The cool part: you can use this for adaptive tests. Pick the next question based on current ability estimate.

def adaptive_test(item_bank, n_questions=10):
    """
    Simulate an adaptive test.

    Args:
        item_bank: Array of item difficulties
        n_questions: Number of questions to ask

    Returns:
        Final ability estimate
    """
    ability_estimate = 0.0  # Start at average
    asked_items = []

    for i in range(n_questions):
        # Find item closest to current ability estimate
        # (most informative item)
        available_items = [
            (idx, diff) for idx, diff in enumerate(item_bank)
            if idx not in asked_items
        ]

        if not available_items:
            break

        # Pick item closest to current ability
        best_item = min(
            available_items,
            key=lambda x: abs(x[1] - ability_estimate)
        )
        item_idx, item_diff = best_item

        # Simulate response based on true ability (for demo)
        true_ability = 1.2
        prob = rasch_probability(true_ability, item_diff)
        response = np.random.random() < prob

        # Update ability estimate (simple method)
        if response:
            ability_estimate += 0.3
        else:
            ability_estimate -= 0.3

        asked_items.append(item_idx)

        print(f"Q{i+1}: Difficulty {item_diff:.2f}, "
              f"Response: {'Correct' if response else 'Wrong'}, "
              f"Ability est: {ability_estimate:.2f}")

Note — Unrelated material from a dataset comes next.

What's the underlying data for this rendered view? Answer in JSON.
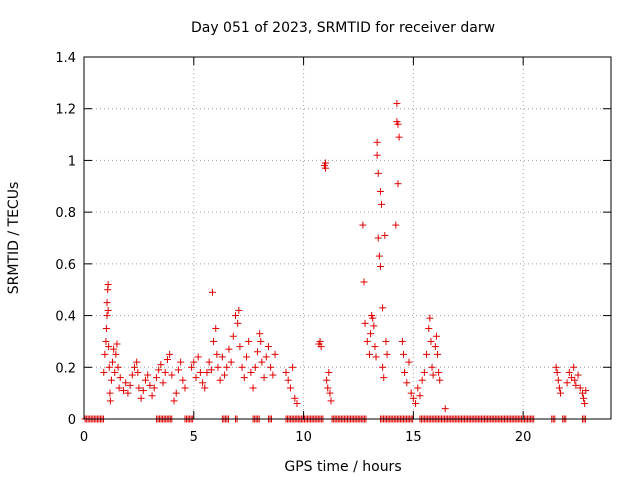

    return ability_estimate

# Item bank with various difficulties
item_bank = np.linspace(-2, 2, 20)

final_ability = adaptive_test(item_bank, n_questions=10)
print(f"\nFinal ability estimate: {final_ability:.2f}")

Each question adapts to the student's level. More efficient than giving everyone the same test.

When to Use the Rasch Model

Good for:

Educational testing
Survey analysis
Psychometric assessments
Adaptive testing systems
When you need comparable scores across different test forms

Not good for:

Very short tests (need 10+ items)
When items don't measure the same construct
Multiple choice with random guessing (use 3PL model instead)
When discrimination varies wildly between items (use 2PL model)

Libraries That Do This Better

For production, use established libraries:

# py-irt - Pure Python IRT
from py_irt import rasch

# Fit model
model = rasch(data=response_matrix)
abilities = model.abilities
difficulties = model.difficulties

# Or use R's mirt package (more features)
# Or use TAM package (very comprehensive)

But building it yourself teaches you what's actually happening.

The Math, Plain English

The logistic function:

Output is always between 0 and 1 (perfect for probability)
When ability = difficulty, output = 0.5
Higher ability OR lower difficulty = higher probability
The curve is S-shaped (gradual at extremes, steep in middle)

That's why it works. Simple, elegant, effective.

Bottom Line

The Rasch model turns messy test data into clean measurements. It separates person ability from item difficulty.

Traditional scoring: "You got 15 out of 20."

Rasch model: "Your ability is 1.8 logits above average."

The second one you can actually compare across different tests, different populations, different times.

Not magic. Just good math.